On Feb. 11 a report to congress was published by the Treasury and Department of Housing and Urban Development (HUD) regarding the country's mortgage system. The report, entitled "Reforming America's Housing Finance Market," discusses the nation's mortgage complex during the years leading up to the crash of 2008.
The major recommendation of the report is the winding down of Fannie Mae and Freddie Mac over a period of five years or more to be replaced by private mortgage markets. The recommendation was made in an effort to prevent taxpayers from having to bail out institutions such as Fannie and Freddie in the future.
Although Fannie Mae and Freddie Mac were initially supposed to support liquidity in the mortgage market so mortgage funds were more widely available, they went far afield of their charters. Since both companies were looking at lush profits, they kept pouring more and more liquidity into the system with less and less restrictions.
The larger issue is what if anything will replace Fannie Mae and Freddie Mac. Some of the suggestions involve no government role except for existing agencies like the Federal Housing Administration, or a plan that would be a government guarantee of private mortgage markets solely as a lender of last resort.

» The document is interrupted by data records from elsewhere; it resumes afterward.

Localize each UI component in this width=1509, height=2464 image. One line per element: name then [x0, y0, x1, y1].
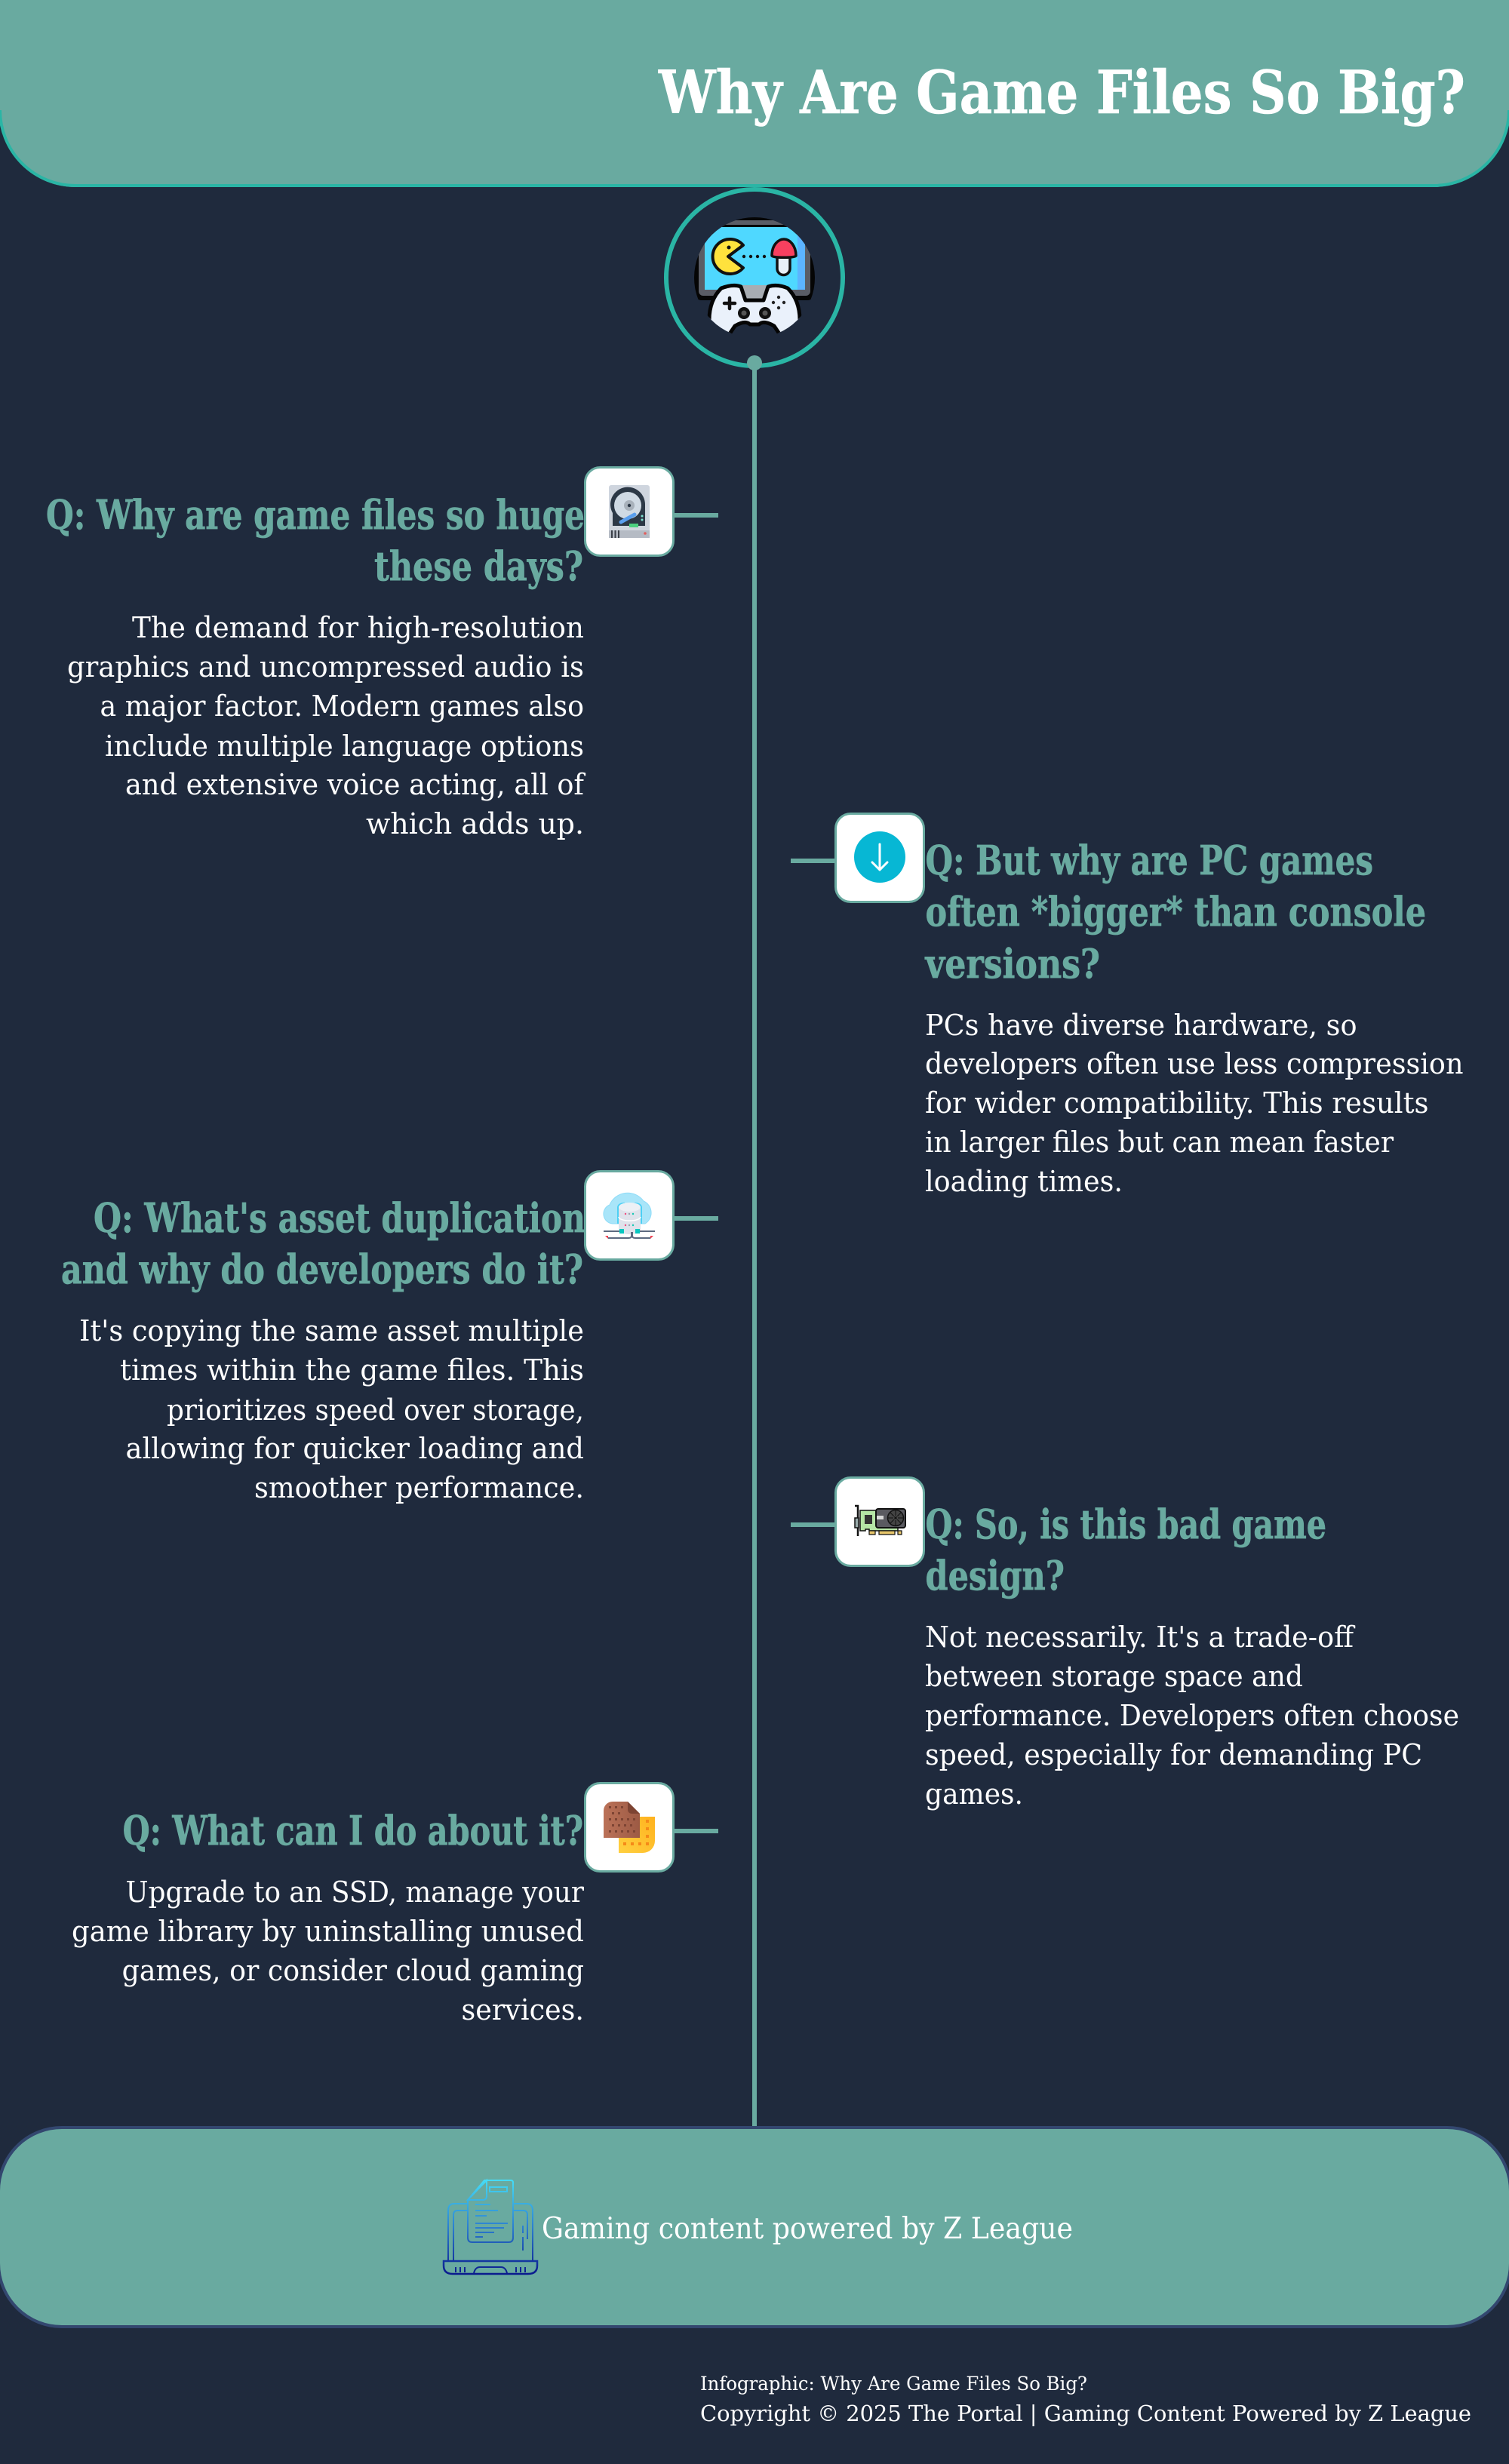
- text: answer 3: allowing for quicker loading and: [125, 1432, 584, 1465]
- text: answer 4: Not necessarily. It's a trade-off: [925, 1621, 1356, 1654]
- copyright block: [700, 2373, 1471, 2426]
- icon: laptop with document: [444, 2180, 537, 2274]
- text: answer 5: game library by uninstalling unused: [72, 1915, 584, 1948]
- connector 4: [791, 1522, 837, 1527]
- icon: hard drive: [585, 468, 673, 555]
- icon: graphics card: [836, 1477, 924, 1566]
- text: answer 4: [925, 1621, 1459, 1811]
- text: answer 2: developers often use less compression: [925, 1047, 1464, 1080]
- text: answer 5: services.: [462, 1993, 584, 2026]
- text: answer 2: PCs have diverse hardware, so: [925, 1009, 1357, 1042]
- text: answer 3: smoother performance.: [254, 1471, 584, 1504]
- text: answer 1: The demand for high-resolution: [132, 611, 584, 644]
- panel: question 2: [791, 813, 1464, 1198]
- text: answer 3: [79, 1314, 584, 1504]
- connector 2: [791, 859, 837, 863]
- heading: question 1: [46, 492, 585, 590]
- text: answer 1: and extensive voice acting, all of: [125, 768, 586, 801]
- icon: download arrow: [836, 813, 924, 902]
- heading: question 1: these days?: [374, 543, 583, 590]
- text: answer 4: between storage space and: [925, 1660, 1303, 1693]
- heading: question 3: Q: What's asset duplication: [94, 1195, 585, 1242]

Either one of these would probably make home loans more expensive and even put in question traditional 30-year fixed rate mortgages, or at least make them much more expensive, in favor of adjustable-rate mortgages. Whatever happens, it will take a long time to iron out, continuing to keep the real estate market edgy at least for those who need financing.
However, when the mortgage markets are finally modified it should make for a much healthier industry. Buyers will be required to put more money down, have verifiable income and assets and properties would have to appraise at acceptable margins. If this can be accomplished, the end result could actually bring down the risk associated with providing mortgages resulting in mortgage costs declining. Less risk and costs to lenders would inevitably translate into savings and better rates to consumers.
For the short term, the Treasury Department and HUD have made several suggestions. One that could have an effect in our real estate market, is reducing the maximum size of mortgages purchased by Fannie and Freddie by more than $100,000 to $625,000 before the end of the year. They will also now require a 10 percent down payment for all loans, ending previous programs accepting minimal down payments, and the fees for government guarantee mortgages would increase.
There are already plenty of other ideas out there from the brainy bean counters with MBAs, and there will be plenty more before we see the final products. But the way it looks now is there will be a lot less government intervention in the mortgage markets, keeping taxpayer risk to a minimum.
When it comes to the financial situation of the country and particularly the real estate industry, the more things change the more they continue to change. Sometimes I wish it was 1955 again.